The release of “Supernova” comes 10 years after LaMontagne arrived in 2004 with “Trouble,” with his rugged, emotive vocal style drawing comparisons to everyone from Van Morrison and The Band to Joni Mitchell and his musical hero, Stephen Stills.
With his subsequent sets, the critical darling orbited around the same sun, switching it up just enough to keep it interesting, including recording the last set, 2010’s “God Willin’ & The Creek Don’t Rise,” with his since-dispatched Pariah Dogs. The set snagged the Grammy for best contemporary folk album, making it understandable if LaMontagne had decided to remain on the country-tinged roads that drove the success of that album.
Instead, the reclusive LaMontagne seems to have loosened—and lightened— up a bit. On “Supernova,” he transforms from folkie to hippie, and the breezier tone serves him well.
In interviews, LaMontagne has talked about how songwriting had been a painful process for him until “Supernova,” when the songs seemed to flow. Pulling back on the throttle works for LaMontagne. This is the first album where he sounds as if he’s not gritting his teeth at times.
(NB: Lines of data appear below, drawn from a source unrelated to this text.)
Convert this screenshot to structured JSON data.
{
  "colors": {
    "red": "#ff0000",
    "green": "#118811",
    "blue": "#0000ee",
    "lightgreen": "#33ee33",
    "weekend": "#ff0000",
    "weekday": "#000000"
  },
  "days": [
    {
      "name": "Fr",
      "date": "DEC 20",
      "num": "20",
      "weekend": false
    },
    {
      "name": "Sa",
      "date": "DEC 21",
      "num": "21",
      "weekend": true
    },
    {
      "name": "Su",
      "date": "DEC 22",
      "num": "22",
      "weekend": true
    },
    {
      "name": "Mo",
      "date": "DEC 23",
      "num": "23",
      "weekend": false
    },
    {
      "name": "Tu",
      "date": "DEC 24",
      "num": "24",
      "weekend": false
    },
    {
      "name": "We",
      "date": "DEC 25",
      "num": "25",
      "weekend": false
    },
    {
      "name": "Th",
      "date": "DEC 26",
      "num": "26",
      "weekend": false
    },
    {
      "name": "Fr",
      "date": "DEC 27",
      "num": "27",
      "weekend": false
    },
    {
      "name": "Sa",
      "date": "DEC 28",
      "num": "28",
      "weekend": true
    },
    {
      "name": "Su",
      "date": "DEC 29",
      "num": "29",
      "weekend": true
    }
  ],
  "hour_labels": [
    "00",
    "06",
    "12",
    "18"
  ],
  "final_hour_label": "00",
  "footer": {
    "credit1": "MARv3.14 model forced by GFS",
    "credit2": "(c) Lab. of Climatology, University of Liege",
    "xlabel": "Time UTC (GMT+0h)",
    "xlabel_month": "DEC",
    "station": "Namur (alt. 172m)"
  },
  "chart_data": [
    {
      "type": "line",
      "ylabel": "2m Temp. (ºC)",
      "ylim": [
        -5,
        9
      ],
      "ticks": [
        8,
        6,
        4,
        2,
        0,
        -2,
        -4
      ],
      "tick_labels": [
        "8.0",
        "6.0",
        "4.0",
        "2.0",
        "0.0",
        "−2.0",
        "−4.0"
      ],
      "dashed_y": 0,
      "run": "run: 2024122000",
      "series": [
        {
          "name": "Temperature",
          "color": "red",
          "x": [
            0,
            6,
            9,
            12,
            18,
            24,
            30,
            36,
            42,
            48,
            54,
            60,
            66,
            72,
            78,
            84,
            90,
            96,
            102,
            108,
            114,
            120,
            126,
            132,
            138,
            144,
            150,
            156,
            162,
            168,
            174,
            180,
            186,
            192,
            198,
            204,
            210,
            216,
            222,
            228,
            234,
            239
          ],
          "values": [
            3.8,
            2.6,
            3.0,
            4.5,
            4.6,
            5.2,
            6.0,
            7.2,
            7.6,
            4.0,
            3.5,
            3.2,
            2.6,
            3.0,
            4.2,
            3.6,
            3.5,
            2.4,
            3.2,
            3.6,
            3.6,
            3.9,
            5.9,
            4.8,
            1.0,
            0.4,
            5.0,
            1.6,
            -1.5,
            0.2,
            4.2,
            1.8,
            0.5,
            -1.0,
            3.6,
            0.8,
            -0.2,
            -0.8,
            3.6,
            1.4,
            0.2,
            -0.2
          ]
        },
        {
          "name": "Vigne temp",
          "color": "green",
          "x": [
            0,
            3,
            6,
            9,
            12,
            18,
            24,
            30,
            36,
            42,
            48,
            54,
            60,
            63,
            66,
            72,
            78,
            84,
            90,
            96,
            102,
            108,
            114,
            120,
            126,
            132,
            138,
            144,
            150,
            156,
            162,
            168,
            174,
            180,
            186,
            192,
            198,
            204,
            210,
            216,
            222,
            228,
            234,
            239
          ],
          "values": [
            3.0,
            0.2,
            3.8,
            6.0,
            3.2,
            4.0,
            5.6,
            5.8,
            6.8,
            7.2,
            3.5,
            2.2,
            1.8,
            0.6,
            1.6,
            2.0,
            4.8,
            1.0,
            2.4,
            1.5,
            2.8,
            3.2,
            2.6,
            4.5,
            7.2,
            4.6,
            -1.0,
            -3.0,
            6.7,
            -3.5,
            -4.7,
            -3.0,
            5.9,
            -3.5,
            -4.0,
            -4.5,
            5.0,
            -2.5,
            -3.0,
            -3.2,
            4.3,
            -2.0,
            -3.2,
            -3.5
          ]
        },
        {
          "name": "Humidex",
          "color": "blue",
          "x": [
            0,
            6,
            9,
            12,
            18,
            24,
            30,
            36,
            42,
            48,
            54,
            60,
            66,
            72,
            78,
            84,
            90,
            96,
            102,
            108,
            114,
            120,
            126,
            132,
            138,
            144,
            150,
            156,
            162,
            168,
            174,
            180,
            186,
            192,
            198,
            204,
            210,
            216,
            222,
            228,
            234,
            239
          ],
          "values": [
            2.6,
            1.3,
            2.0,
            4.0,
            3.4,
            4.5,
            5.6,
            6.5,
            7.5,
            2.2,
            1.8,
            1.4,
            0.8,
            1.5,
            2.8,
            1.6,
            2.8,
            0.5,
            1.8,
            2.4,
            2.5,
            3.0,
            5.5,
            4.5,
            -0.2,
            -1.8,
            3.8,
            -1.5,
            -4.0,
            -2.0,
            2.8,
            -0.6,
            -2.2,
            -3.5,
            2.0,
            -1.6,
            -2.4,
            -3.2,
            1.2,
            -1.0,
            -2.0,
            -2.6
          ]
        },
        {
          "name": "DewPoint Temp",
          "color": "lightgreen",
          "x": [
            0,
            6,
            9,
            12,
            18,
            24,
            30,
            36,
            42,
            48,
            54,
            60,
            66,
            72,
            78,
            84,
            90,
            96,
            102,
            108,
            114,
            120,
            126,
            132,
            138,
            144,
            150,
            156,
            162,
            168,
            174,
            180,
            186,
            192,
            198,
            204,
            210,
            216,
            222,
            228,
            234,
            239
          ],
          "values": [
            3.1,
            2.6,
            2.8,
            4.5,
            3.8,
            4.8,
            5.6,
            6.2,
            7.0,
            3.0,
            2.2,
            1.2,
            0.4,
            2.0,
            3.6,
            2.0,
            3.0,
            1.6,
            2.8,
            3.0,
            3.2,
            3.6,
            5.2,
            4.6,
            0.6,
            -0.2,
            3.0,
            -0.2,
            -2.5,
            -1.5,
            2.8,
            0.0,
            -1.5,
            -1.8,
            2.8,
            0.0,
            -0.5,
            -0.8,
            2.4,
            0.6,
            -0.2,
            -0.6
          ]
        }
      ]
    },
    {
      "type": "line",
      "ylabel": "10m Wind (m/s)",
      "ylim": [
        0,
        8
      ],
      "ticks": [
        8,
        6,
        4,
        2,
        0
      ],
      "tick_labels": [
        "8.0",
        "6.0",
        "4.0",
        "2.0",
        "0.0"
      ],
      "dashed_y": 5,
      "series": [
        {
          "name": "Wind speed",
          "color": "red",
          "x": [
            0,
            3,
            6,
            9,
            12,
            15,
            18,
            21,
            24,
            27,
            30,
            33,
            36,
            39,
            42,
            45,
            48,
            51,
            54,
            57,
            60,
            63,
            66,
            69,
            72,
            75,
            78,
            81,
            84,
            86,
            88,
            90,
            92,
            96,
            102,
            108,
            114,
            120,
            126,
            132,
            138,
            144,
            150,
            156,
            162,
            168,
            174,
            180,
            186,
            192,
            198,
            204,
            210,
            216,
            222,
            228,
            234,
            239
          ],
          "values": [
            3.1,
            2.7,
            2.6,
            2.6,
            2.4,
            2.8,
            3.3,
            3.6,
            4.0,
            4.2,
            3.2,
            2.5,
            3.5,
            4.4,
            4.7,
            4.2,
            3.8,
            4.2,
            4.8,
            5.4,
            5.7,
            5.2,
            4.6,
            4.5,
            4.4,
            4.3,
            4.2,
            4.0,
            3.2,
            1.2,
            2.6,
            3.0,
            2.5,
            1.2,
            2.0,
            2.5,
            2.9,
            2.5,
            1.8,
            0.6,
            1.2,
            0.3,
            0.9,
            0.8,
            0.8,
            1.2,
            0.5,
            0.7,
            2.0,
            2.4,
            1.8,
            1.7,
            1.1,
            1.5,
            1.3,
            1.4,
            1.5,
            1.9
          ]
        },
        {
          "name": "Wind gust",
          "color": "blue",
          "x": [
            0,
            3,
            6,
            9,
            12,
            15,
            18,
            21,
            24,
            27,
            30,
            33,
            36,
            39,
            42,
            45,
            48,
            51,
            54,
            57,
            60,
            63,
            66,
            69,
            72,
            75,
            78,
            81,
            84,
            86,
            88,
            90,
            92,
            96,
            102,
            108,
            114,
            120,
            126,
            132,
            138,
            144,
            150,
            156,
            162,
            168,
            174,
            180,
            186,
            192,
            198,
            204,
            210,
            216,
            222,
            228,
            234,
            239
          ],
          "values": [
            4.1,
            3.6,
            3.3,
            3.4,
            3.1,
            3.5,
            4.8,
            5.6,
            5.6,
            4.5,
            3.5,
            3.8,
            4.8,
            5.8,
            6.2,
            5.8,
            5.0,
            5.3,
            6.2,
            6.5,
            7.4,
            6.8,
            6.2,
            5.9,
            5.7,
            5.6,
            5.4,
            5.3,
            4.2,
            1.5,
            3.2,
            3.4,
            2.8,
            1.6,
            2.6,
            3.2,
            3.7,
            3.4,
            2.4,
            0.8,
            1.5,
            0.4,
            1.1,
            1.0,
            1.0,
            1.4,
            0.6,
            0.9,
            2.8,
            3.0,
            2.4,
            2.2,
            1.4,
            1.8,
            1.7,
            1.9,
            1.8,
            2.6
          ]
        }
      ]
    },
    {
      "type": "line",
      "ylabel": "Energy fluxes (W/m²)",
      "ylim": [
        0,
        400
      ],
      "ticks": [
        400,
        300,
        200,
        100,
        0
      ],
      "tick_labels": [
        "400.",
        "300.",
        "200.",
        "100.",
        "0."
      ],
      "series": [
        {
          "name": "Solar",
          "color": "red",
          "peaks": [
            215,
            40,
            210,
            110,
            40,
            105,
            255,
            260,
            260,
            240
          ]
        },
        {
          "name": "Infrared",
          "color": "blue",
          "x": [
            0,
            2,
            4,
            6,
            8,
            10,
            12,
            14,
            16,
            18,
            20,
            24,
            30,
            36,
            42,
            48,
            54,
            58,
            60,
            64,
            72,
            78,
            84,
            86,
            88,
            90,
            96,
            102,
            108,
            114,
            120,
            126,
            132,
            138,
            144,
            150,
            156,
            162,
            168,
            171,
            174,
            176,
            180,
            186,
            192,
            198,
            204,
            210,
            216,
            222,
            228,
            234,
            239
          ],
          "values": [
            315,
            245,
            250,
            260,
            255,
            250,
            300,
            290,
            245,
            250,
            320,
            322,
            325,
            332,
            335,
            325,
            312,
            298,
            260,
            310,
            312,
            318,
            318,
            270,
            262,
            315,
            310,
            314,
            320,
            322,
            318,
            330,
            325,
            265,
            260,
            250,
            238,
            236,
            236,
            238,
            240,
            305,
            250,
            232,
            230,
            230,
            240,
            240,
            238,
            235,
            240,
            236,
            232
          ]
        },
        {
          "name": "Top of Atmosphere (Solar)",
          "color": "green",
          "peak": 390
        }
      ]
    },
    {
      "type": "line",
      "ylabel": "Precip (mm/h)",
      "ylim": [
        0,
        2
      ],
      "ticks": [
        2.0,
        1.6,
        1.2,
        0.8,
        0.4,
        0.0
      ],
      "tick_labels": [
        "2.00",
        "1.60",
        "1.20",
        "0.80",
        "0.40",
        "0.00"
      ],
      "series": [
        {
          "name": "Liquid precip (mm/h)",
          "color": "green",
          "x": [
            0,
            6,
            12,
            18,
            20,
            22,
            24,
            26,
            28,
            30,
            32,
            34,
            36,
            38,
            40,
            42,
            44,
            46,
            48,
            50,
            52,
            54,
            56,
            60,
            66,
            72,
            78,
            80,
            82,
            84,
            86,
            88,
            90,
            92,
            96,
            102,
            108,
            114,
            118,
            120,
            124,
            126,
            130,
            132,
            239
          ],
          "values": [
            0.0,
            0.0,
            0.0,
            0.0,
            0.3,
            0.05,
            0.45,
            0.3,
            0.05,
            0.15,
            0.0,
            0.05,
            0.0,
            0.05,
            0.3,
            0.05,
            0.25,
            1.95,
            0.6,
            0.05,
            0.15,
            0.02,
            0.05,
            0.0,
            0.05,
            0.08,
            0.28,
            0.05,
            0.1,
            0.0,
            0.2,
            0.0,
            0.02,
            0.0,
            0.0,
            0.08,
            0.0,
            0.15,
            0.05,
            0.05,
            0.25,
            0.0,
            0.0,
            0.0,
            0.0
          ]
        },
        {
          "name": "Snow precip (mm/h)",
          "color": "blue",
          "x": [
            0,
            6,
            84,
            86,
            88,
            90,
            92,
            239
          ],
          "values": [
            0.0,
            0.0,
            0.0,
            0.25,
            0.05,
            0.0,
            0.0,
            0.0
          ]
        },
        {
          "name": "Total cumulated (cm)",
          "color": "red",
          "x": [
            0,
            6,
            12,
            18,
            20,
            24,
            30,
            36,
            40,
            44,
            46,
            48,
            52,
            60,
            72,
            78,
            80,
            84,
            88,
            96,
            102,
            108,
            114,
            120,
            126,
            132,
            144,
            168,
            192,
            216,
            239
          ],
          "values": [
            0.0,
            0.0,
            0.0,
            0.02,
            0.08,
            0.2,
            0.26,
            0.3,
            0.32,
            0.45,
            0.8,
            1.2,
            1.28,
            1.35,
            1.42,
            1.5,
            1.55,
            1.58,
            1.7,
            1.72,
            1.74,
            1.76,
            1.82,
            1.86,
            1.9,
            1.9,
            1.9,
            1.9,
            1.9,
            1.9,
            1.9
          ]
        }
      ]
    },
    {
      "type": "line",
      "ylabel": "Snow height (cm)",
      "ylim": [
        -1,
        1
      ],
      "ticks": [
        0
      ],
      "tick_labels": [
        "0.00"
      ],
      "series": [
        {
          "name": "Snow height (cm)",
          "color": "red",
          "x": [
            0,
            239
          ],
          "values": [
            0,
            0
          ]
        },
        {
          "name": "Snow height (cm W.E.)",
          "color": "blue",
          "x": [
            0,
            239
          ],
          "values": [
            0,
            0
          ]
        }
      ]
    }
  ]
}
Credit also goes to producer Dan Auerbach of The Black Keys, who recorded the album over a three-week period at his Nashville studio. Using Auerbach’s choice of session players results in LaMontagne’s most cohesive, tight, and crisp album yet.
First single, “Supernova” is the most jubilant pop song LaMontagne has cut, even poppier than the soulful Stax salute, “You Are The Best Thing” from 2008’s “Gossip in the Grain.” Similar to that tune, he’s lavishing praise on the object of his affection, but “Supernova” has a jangle in its step that lifts it above that past effort. On ethereal “Airwaves,” light drums, a wispy organ, and a swaying hypnotic beat bolster LaMontagne’s sexy, delicate vocal delivery. On “She’s The One,” the closest thing “Supernova” has to a rocker, layered vocals and surf-styled guitars propel the atmospheric track.
LaMontagne crashes back to earth on the shape-shifting “Pick Up a Gun,” a hazy, dreamy sonic kaleidoscope full of cascading melodies, their beauty contrasting with LaMontagne’s vitriolic refrain of “I never want to see your face again.”
It’s never been LaMontagne’s style to go for the grand gesture; instead he draws the listener in as the courtly reluctant romantic. On “Supernova,” he does so with an easy charm, steeping his sound in the past, while sounding effortlessly fresh.